Best Fishing Gear For A Camping Trip
While camping is an adventure in itself, how much more fun is it to go fishing while on that camping trip? Preparing for that trip is especially important.
You don’t want to get out in the middle of the wilderness and forget a critical piece of equipment that was needed. Follow our simple guide to find the best fishing gear for your camping trip.
Table of Contents
Rod, Reel & Line
Don’t head out on that camping trip without your rod, reel and line. How else do you expect to catch your dinner?
Sure, you could fish the old-fashioned way with a spear or net, but do you really want to?
The nice thing about newer innovations is that there is now a great selection of portable fishing rods. This makes packing up your gear for a trip much easier.
Some of these are compact enough that you can even store them on the outside of a backpack. I’ve seen some highly rated compact fishing rods that measure under 16-inches when folded.
Using a portable fishing rod is ideal for use from a boat as well as from the shore. It may just become your new favorite piece of fishing gear!
You need to keep your gear organized, but you also need a way to keep it dry. When picking out your next bag for fishing trips, be sure you look for one with a quality waterproof construction.
To ensure your items stay dry, it will need to also feature a waterproof material with taped seams. In addition, keep your eyes open for quality zippers.
Picking a bag that features a hard, formed bottom would also be wise. This helps to support all that added gear you might put inside.
If you like to store your gear in Plano boxes, like many of fisher friends, you need a bag that can accommodate all your boxes at once, but still, have extra room for the other items you have.
When planned out carefully, you’ll have a bag that can contain an entire day’s worth of supplies. This will allow you to hike far from your campsite without worrying if you can carry all the gear you need.
Speaking of Plano boxes…
If you aren’t using them yet, you must!
The more gear you collect, the more you need to be organized. By using a Plano box, it becomes easy to store your items by type or species.
You can even take your Plano boxes and load them up into a milk crate for easy storage in your truck or boat.
It may not seem like you need a fish finder when fishing from your kayak, but I have several good reasons why you need one.
A good fisherman knows that a solid underwater structure will house fish all year. Think of it as the home address for the family of fish.

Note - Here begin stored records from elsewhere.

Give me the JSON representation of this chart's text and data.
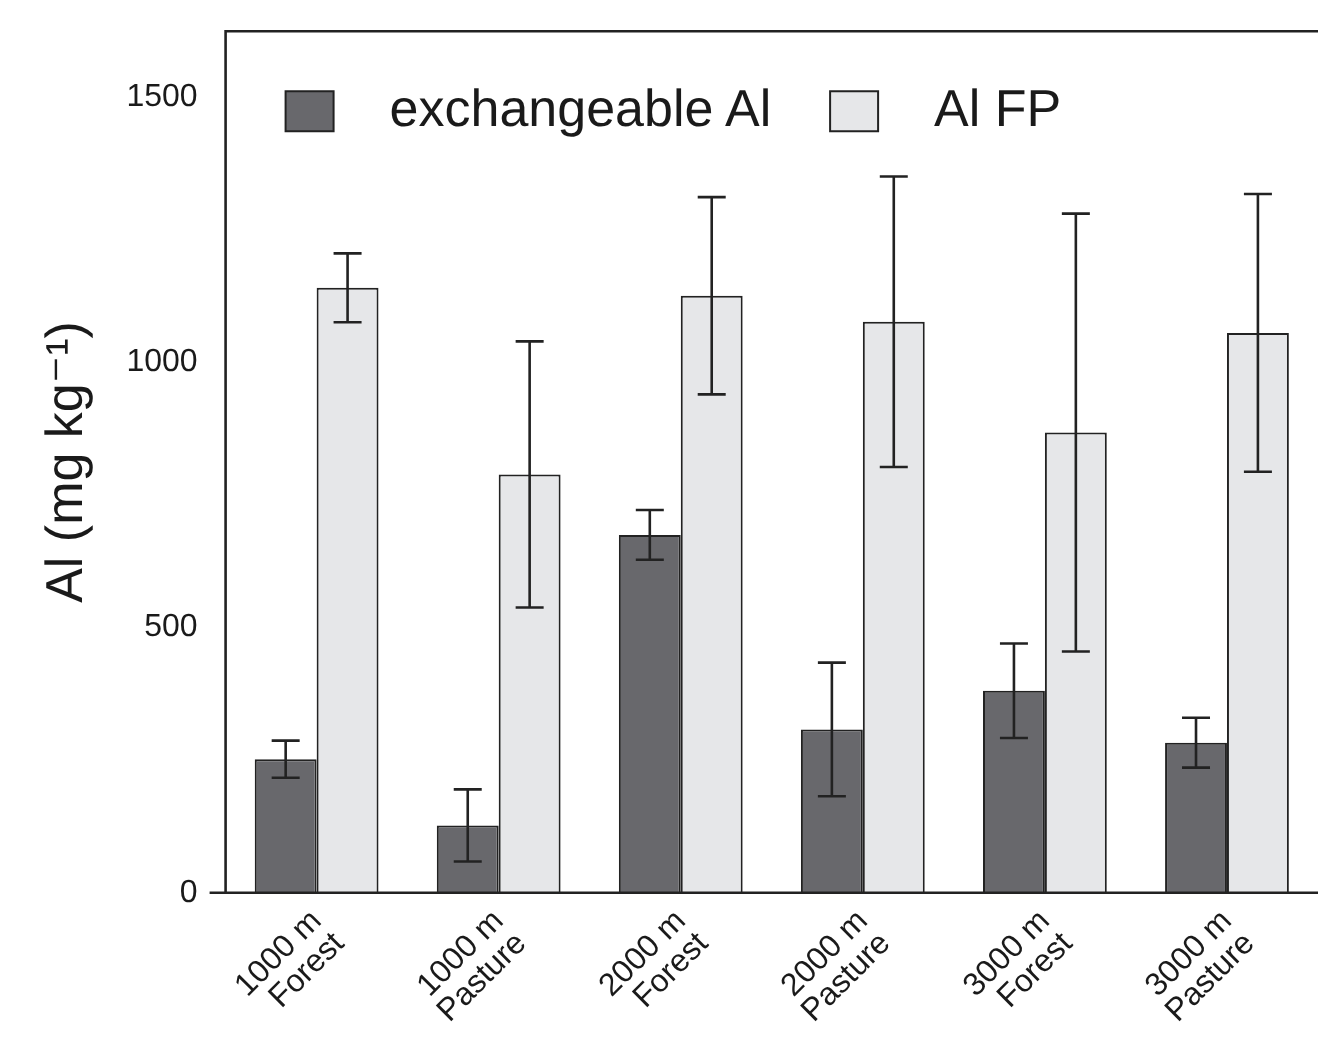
{
  "chart_data": {
    "type": "bar",
    "ylabel": "Al (mg kg⁻¹)",
    "categories": [
      "1000 m\nForest",
      "1000 m\nPasture",
      "2000 m\nForest",
      "2000 m\nPasture",
      "3000 m\nForest",
      "3000 m\nPasture"
    ],
    "series": [
      {
        "name": "exchangeable Al",
        "color": "#68686c",
        "values": [
          252,
          127,
          675,
          308,
          381,
          283
        ],
        "errors": [
          35,
          68,
          47,
          126,
          89,
          47
        ]
      },
      {
        "name": "Al FP",
        "color": "#e6e7e9",
        "values": [
          1141,
          789,
          1126,
          1077,
          868,
          1056
        ],
        "errors": [
          65,
          251,
          186,
          274,
          413,
          262
        ]
      }
    ],
    "ylim": [
      0,
      1625
    ],
    "yticks": [
      0,
      500,
      1000,
      1500
    ],
    "grid": false,
    "legend": "top left"
  }
}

This can often be just a fallen tree, roadbed or old dam.
With these structures residing underwater, it isn’t easy for a fisher to see them. That’s where a fish finder comes in.
You’ll be able to easily mark these locations on the digital map so you can continue to visit them. Then, when you arrive, simply give a quick scan to see if the fish are home.
When seasons are changing, the water temperature can vary greatly. This can have a huge impact on your fish count for the day.
Using your fish finder will help you to determine if you are in ideal fishing waters.
When you are looking for a decent fish finder for your kayak, there are a lot of things to keep in mind. Your budget will play a role primarily in which model you choose. Then, you can look through various other features that are available.
Here is a list of the best fish finders to choose from.
Stocked Tackle Box
To have your best chance of success, it will be important to fully stock your tackle box. When bank fishing, it is wise to have a smaller box handy and just take the essentials.
If you are using live bait, smaller hooks are easier to use. Circle hooks are ideal for a beginner.
These will not end up in the fish’s stomach but instead, just stick inside the mouth. It is a great option if you prefer easy hook removal.
For a beginner, use the small crimp-on split-shot sinkers. These tend to be versatile and easy to add or remove.
A good set of needle-nose pliers is essential for removing hooks.
This is a must-have for removing hooks.
Stock your tackle box with artificial lures or live.
The smaller your bobber, the better you can detect the fish strikes. Pick your bobber based on the weight of your bait, using one that pulls down easily when the fish are nibbling.
This may seem like a no-brainer, but many people will head off camping and forget how important this is. Unless you are under the age of 16, most states are going to require a fishing license.
Purchase yours before you head out on the trip to save yourself some time. It would also be wise to read through all the regulations of the state you are fishing in.
By preparing ahead of time about the specifics on size and bag limits, you will save yourself from an expensive fine in the long run.
While you are at it, be sure to invest a few bucks in a waterproof license holder. Otherwise, you risk getting the license wet and ruining it forever.
Some states also offer free fishing days where you won’t need a license to fish. Research these events ahead of time and you can go fishing with ease.
If you are planning a fun filled camping trip with friends or family, it would be a great adventure to add some fishing into the mix. Be sure you are prepared with the best camping and fishing gear so you won’t have anything to worry about.
A carefully planned out trip will open the door to more adventure and excitement. Pack up that fishing gear and go catch a big one.